Over 100 jobs could be at risk in Aberdeen due to proposed cuts to the feed-in tariff for solar energy projects, a trade body has warned.
The Solar Trade Association warned the jobs of up to 27,000 people employed in the solar energy sector and its supply chain are under threat around the UK, with as many as 2,400 of the 3,000 solar jobs in Scotland at risk.
The Department of Energy and Climate Change (Decc) proposed at the end of August to cut the tariff paid for electricity generated by solar rooftop panels by 87% – from 12.4p to 1.6p.

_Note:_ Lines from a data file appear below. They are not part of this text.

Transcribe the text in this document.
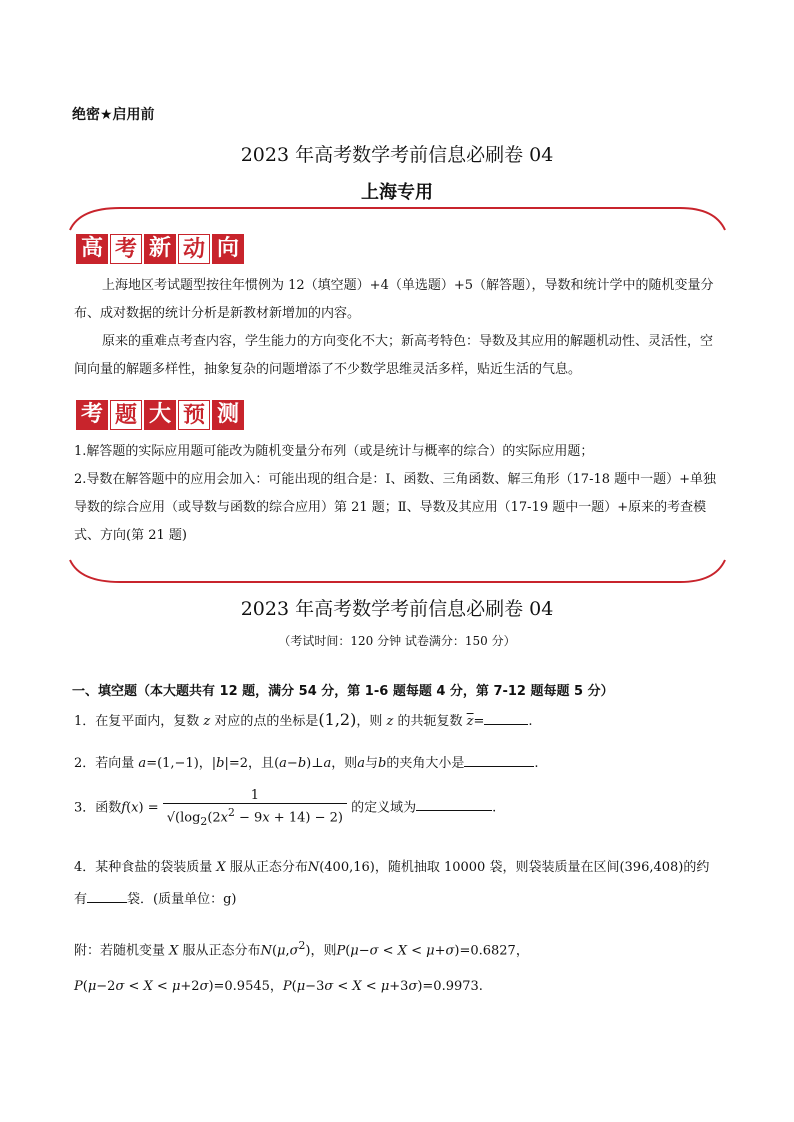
绝密★启用前
2023 年高考数学考前信息必刷卷 04
上海专用
高 考 新 动 向

上海地区考试题型按往年惯例为 12（填空题）+4（单选题）+5（解答题），导数和统计学中的随机变量分布、成对数据的统计分析是新教材新增加的内容。

原来的重难点考查内容，学生能力的方向变化不大；新高考特色：导数及其应用的解题机动性、灵活性，空间向量的解题多样性，抽象复杂的问题增添了不少数学思维灵活多样，贴近生活的气息。

考 题 大 预 测

1.解答题的实际应用题可能改为随机变量分布列（或是统计与概率的综合）的实际应用题；

2.导数在解答题中的应用会加入：可能出现的组合是：Ⅰ、函数、三角函数、解三角形（17-18 题中一题）+单独导数的综合应用（或导数与函数的综合应用）第 21 题；Ⅱ、导数及其应用（17-19 题中一题）+原来的考查模式、方向(第 21 题)

2023 年高考数学考前信息必刷卷 04
（考试时间：120 分钟 试卷满分：150 分）
一、填空题（本大题共有 12 题，满分 54 分，第 1-6 题每题 4 分，第 7-12 题每题 5 分）
1．在复平面内，复数 z 对应的点的坐标是(1,2)，则 z 的共轭复数 $\overline{z}=$	.
2．若向量 a=(1,−1)，|b|=2，且(a−b)⊥a，则a与b的夹角大小是	.
3．函数$f(x) = \frac{1}{√(\log_2(2x^2 - 9x + 14) - 2)}$ 的定义域为	.
4．某种食盐的袋装质量 X 服从正态分布N(400,16)，随机抽取 10000 袋，则袋装质量在区间(396,408)的约
有	袋．(质量单位：g)
附：若随机变量 X 服从正态分布$N(\mu,\sigma^2)$，则P(μ−σ < X < μ+σ)=0.6827，
P(μ−2σ < X < μ+2σ)=0.9545，P(μ−3σ < X < μ+3σ)=0.9973.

John Forster, Chairman of Forster Energy, a solar energy company based in Brechin, said: “The Prime Minister should be backing the hundreds of small and medium sized local solar businesses like mine rather than big state-owned foreign utilities.
“With a team of 43 people involved in the day to day running of our solar installation business, the impact of the UK Government’s proposed cuts would be devastating to our business, our suppliers and our employees.”

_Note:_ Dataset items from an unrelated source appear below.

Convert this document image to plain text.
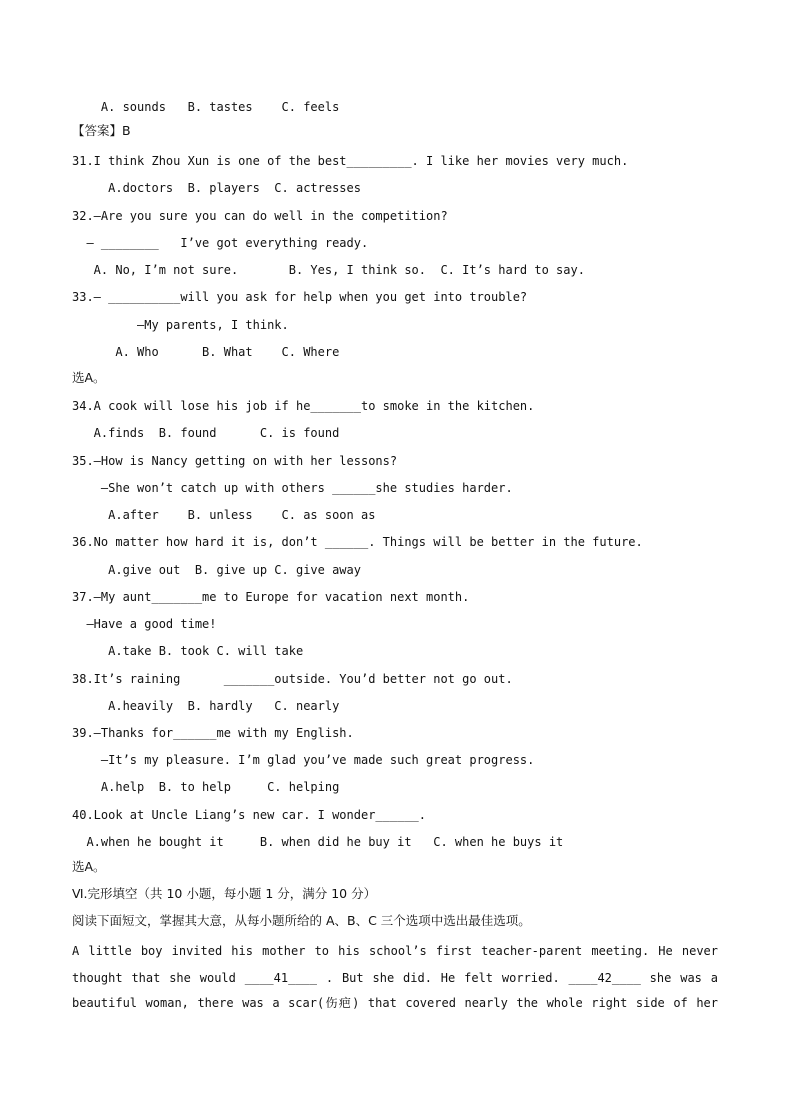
A. sounds   B. tastes    C. feels
【答案】B
31.I think Zhou Xun is one of the best_________. I like her movies very much.
A.doctors  B. players  C. actresses
32.—Are you sure you can do well in the competition?
— ________   I’ve got everything ready.
A. No, I’m not sure.       B. Yes, I think so.  C. It’s hard to say.
33.— __________will you ask for help when you get into trouble?
—My parents, I think.
A. Who      B. What    C. Where
选A。
34.A cook will lose his job if he_______to smoke in the kitchen.
A.finds  B. found      C. is found
35.—How is Nancy getting on with her lessons?
—She won’t catch up with others ______she studies harder.
A.after    B. unless    C. as soon as
36.No matter how hard it is, don’t ______. Things will be better in the future.
A.give out  B. give up C. give away
37.—My aunt_______me to Europe for vacation next month.
—Have a good time!
A.take B. took C. will take
38.It’s raining      _______outside. You’d better not go out.
A.heavily  B. hardly   C. nearly
39.—Thanks for______me with my English.
—It’s my pleasure. I’m glad you’ve made such great progress.
A.help  B. to help     C. helping
40.Look at Uncle Liang’s new car. I wonder______.
A.when he bought it     B. when did he buy it   C. when he buys it
选A。
Ⅵ.完形填空（共 10 小题，每小题 1 分，满分 10 分）
阅读下面短文，掌握其大意，从每小题所给的 A、B、C 三个选项中选出最佳选项。
A little boy invited his mother to his school’s first teacher-parent meeting. He never
thought that she would ____41____ . But she did. He felt worried. ____42____ she was a
beautiful woman, there was a scar(伤疤) that covered nearly the whole right side of her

Meanwhile, seven renewable energy sector bodies joined forces to call on Decc “review urgently” its decision to remove preliminary accreditation from the feed-in tariff – a process that allows renewable energy groups to register for financial support before they start generating.
The organisations, which included Scottish Renewables, the Renewable Energy Association and RenewableUK said “hundreds of projects, millions of pounds of investment and many thousands of jobs have been put at risk” by the move, adding that it would have the “reverse impact of what the Government seems to intend, by pushing up costs”.
In a statement, the groups said: “This change is bad for business and bad for energy security. Renewable energy is not a ‘nice to have’: it generates more electricity than coal and provides employment in manufacturing and in the rural economy.”